The first Europeans to appreciate cashew were, of course, the Portuguese. They introduced it into culture in other tropical countries, which they turned into colonies for several centuries. Gradually, the scale of its cultivation outside the “historical homeland” significantly exceeded the cultivation of the plant in Brazil itself (a similar story is with coffee and tea, which found a new homeland far beyond the historical one). Many “Indian nuts” were exported to the Soviet Union and Western countries – for example, in 1964, more than eleven tons of exotic fruits arrived in the USSR.

The cashew fruit is a kidney-shaped nut, located, as we already know, on an expanded, pear-shaped stalk. The seed is shaped like a nut. The expanded pear-shaped stalk (the so-called “apple”), topped with a nut, has a sweet and sour astringent taste, is used fresh or is used to make jelly, preserves or jam, kaju wine.
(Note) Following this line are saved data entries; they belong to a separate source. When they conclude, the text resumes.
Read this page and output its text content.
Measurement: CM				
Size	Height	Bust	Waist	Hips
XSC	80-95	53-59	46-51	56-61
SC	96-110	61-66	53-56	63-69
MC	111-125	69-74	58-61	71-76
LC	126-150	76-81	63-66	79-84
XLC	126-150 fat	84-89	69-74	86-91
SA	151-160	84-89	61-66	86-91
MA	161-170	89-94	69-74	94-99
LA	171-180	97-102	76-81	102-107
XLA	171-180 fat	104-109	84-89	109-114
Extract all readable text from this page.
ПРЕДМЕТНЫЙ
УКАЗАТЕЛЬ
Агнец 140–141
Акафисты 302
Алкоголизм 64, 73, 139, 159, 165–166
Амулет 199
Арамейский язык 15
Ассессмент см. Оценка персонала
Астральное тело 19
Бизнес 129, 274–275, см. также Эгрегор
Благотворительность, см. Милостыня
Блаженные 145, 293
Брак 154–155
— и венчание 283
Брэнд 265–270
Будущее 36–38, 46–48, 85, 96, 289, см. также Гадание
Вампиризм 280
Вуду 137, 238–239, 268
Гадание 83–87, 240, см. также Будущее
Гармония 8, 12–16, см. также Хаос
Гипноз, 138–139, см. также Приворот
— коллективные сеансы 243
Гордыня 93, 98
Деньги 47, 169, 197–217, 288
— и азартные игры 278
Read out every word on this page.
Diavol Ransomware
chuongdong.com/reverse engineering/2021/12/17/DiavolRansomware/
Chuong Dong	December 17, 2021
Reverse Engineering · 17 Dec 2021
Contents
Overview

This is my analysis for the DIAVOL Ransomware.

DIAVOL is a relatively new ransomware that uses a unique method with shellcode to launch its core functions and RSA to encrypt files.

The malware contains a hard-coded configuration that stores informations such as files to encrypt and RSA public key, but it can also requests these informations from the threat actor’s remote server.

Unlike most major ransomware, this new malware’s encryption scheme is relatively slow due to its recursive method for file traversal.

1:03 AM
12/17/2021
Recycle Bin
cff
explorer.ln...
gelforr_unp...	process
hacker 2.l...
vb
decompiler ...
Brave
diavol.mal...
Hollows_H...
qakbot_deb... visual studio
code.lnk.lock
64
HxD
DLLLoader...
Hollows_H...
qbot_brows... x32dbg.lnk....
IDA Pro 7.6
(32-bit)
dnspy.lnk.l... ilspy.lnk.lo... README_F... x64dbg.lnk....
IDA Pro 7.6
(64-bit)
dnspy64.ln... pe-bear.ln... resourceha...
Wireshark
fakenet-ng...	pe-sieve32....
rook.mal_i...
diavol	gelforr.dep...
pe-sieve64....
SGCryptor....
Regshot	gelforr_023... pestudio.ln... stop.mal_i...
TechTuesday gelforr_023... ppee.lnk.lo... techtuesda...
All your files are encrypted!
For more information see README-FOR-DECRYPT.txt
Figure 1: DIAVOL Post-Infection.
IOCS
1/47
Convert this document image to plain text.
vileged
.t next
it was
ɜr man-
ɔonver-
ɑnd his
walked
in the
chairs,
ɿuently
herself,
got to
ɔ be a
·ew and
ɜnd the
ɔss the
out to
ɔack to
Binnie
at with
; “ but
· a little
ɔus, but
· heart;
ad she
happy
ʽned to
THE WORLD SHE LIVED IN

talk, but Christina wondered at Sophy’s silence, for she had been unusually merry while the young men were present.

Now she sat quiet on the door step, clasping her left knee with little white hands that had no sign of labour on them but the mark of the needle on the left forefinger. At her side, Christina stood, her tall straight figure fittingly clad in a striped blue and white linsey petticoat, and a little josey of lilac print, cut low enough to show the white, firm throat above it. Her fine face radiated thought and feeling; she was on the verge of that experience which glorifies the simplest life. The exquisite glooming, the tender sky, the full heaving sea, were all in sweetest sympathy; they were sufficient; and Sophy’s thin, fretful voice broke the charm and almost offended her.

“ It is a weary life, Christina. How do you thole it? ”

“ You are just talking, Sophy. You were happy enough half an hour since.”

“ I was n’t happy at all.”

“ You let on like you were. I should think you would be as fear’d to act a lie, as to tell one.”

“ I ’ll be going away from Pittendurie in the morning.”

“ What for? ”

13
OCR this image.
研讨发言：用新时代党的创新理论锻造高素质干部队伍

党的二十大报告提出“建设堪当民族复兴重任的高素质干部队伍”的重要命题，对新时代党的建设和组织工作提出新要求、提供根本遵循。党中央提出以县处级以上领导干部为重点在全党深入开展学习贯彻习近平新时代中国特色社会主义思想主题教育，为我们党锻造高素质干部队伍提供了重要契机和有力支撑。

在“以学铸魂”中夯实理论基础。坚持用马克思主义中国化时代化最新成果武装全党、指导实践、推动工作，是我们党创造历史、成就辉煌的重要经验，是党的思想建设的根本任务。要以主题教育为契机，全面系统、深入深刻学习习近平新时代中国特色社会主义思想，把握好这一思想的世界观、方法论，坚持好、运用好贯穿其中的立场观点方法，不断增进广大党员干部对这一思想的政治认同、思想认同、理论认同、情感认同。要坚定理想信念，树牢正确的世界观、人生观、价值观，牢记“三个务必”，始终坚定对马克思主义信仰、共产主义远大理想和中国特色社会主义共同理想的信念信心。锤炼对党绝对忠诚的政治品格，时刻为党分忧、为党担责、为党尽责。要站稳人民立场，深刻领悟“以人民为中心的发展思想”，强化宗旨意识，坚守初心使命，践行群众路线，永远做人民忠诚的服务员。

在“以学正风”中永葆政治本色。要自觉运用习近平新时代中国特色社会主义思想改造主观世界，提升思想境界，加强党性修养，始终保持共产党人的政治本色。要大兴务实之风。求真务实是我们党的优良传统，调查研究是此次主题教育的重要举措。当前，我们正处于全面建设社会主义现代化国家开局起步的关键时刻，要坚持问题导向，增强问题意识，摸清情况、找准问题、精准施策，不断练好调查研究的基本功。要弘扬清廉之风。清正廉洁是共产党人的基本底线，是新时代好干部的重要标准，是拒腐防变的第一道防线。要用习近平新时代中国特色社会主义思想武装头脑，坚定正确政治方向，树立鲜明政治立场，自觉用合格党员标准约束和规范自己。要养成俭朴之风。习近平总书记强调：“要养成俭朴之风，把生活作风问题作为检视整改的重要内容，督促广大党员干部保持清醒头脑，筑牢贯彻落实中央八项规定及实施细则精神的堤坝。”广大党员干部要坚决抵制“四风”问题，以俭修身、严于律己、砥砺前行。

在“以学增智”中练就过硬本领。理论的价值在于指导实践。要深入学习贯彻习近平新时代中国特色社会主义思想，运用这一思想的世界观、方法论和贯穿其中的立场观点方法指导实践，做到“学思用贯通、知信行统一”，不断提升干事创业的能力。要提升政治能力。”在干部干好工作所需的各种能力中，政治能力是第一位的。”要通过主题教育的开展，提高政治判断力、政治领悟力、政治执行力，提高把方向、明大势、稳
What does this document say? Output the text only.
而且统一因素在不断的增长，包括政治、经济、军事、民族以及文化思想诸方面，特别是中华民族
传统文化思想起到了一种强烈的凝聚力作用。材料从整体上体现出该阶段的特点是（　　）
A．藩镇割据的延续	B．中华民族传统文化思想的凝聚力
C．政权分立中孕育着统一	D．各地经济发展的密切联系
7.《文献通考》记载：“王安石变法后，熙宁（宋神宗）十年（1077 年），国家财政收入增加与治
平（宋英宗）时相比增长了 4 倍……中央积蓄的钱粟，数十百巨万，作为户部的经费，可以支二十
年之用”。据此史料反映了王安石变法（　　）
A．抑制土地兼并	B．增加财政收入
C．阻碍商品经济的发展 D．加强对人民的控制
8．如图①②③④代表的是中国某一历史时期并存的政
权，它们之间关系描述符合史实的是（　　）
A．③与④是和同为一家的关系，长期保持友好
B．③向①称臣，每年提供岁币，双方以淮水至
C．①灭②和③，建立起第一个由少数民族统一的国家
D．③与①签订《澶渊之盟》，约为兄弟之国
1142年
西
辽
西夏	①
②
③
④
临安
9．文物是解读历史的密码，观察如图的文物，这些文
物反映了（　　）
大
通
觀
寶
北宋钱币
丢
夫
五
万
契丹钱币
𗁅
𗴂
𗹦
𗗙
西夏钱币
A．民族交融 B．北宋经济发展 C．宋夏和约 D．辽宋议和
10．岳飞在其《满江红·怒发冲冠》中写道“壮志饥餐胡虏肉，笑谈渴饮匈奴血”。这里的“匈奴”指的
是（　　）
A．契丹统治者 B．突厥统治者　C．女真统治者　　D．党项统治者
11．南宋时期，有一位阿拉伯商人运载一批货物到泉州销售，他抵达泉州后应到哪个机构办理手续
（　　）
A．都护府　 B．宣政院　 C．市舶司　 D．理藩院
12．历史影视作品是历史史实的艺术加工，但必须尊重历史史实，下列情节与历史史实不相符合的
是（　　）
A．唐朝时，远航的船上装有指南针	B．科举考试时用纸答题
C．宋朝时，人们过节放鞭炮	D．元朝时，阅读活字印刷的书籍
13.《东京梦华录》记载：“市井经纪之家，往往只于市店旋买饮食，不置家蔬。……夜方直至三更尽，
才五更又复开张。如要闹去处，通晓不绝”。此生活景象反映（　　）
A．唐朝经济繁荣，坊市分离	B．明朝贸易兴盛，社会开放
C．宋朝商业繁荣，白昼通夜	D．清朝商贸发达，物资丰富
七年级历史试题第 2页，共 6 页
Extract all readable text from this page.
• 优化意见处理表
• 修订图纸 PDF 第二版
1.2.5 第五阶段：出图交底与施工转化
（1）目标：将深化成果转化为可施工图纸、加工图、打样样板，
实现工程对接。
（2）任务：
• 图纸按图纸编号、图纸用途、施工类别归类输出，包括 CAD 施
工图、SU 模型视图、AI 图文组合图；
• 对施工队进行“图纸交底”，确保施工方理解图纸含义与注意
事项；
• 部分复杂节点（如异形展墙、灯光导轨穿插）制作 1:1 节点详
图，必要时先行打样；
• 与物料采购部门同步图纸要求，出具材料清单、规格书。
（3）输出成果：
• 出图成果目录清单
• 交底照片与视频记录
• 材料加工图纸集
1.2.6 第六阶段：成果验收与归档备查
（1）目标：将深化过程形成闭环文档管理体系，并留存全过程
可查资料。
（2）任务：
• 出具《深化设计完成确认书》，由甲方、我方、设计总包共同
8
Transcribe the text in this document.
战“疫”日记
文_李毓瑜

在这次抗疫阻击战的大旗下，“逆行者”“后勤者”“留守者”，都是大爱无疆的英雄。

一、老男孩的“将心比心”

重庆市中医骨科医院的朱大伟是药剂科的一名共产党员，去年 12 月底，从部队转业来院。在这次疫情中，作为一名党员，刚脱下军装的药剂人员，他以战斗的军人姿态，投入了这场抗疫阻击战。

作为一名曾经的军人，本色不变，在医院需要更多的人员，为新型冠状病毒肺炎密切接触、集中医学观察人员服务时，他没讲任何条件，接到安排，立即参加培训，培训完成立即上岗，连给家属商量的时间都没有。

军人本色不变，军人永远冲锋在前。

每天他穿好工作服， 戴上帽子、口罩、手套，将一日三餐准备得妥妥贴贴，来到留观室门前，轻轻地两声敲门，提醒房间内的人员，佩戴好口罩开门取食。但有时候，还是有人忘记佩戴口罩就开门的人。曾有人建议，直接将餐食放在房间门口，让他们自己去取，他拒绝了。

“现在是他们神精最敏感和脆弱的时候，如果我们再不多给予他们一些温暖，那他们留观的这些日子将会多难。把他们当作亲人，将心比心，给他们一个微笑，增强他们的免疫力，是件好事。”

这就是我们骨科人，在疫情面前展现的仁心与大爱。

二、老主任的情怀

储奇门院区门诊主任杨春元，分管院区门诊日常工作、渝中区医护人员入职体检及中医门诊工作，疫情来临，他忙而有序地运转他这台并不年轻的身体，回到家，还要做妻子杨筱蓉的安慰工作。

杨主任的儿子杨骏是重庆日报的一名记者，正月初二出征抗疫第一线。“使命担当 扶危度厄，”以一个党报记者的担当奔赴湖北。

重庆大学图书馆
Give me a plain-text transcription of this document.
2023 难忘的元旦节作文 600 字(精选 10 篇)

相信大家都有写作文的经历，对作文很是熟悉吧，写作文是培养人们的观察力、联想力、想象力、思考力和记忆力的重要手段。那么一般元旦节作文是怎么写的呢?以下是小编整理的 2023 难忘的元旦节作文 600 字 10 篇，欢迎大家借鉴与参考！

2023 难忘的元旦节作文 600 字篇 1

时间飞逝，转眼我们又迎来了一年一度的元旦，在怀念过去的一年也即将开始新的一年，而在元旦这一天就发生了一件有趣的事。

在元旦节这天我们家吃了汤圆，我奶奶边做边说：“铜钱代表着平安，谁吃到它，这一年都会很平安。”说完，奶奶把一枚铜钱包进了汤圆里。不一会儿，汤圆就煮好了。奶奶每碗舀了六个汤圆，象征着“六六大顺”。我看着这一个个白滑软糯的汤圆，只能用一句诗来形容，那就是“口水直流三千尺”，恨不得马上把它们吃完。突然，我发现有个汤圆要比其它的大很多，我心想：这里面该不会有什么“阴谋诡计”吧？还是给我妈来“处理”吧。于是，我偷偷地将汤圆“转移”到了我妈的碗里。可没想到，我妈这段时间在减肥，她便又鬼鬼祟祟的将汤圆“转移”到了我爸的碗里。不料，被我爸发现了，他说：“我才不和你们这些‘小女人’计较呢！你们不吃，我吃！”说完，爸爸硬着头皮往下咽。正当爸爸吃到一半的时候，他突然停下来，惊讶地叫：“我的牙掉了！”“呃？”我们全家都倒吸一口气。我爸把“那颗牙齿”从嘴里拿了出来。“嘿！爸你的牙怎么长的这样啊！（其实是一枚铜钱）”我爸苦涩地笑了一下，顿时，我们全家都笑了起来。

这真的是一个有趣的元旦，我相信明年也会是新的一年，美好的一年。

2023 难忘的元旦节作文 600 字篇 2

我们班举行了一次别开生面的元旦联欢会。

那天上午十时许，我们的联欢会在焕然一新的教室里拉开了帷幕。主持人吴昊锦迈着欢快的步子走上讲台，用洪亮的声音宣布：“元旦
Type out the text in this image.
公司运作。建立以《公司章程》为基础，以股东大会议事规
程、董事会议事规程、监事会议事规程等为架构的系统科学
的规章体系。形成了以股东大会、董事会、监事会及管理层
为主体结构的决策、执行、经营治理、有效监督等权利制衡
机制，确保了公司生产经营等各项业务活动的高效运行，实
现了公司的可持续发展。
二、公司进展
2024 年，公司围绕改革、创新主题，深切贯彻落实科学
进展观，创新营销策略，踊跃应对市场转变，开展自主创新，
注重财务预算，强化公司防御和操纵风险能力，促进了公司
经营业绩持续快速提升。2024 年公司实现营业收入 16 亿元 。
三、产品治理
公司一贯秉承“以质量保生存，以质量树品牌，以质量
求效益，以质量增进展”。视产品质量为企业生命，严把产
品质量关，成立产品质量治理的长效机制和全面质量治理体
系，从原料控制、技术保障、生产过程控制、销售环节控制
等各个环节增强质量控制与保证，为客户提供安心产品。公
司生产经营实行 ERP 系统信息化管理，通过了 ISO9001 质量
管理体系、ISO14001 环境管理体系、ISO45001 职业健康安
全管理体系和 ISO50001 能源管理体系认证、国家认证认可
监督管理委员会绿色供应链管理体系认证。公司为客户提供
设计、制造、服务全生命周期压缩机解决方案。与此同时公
In terms of vitamin C content, the stalk significantly exceeds lemon, and in terms of vitamin B2 content, it exceeds orange.

From the honeycombed greenish-brown shell of cashew nuts, which contains more than 30% of acrid juice, which irritates the mucous membrane of the oral cavity and causes blisters on the tongue and lips, one can obtain a very valuable liquid resinous oil – cardoil. It was successfully used (and continues to be used) to treat leprosy and is used in many ways in technology – for example, in the manufacture of moisture-resistant varnishes, in the production of cables as an insulating material (recently replaced by plastics), and wood etched with cardoil gains the ability to resist attacks by termites.

Cashew nut kernels are eaten after roasting, which destroys any remaining resinous substances, or are used to make various types of confectionery.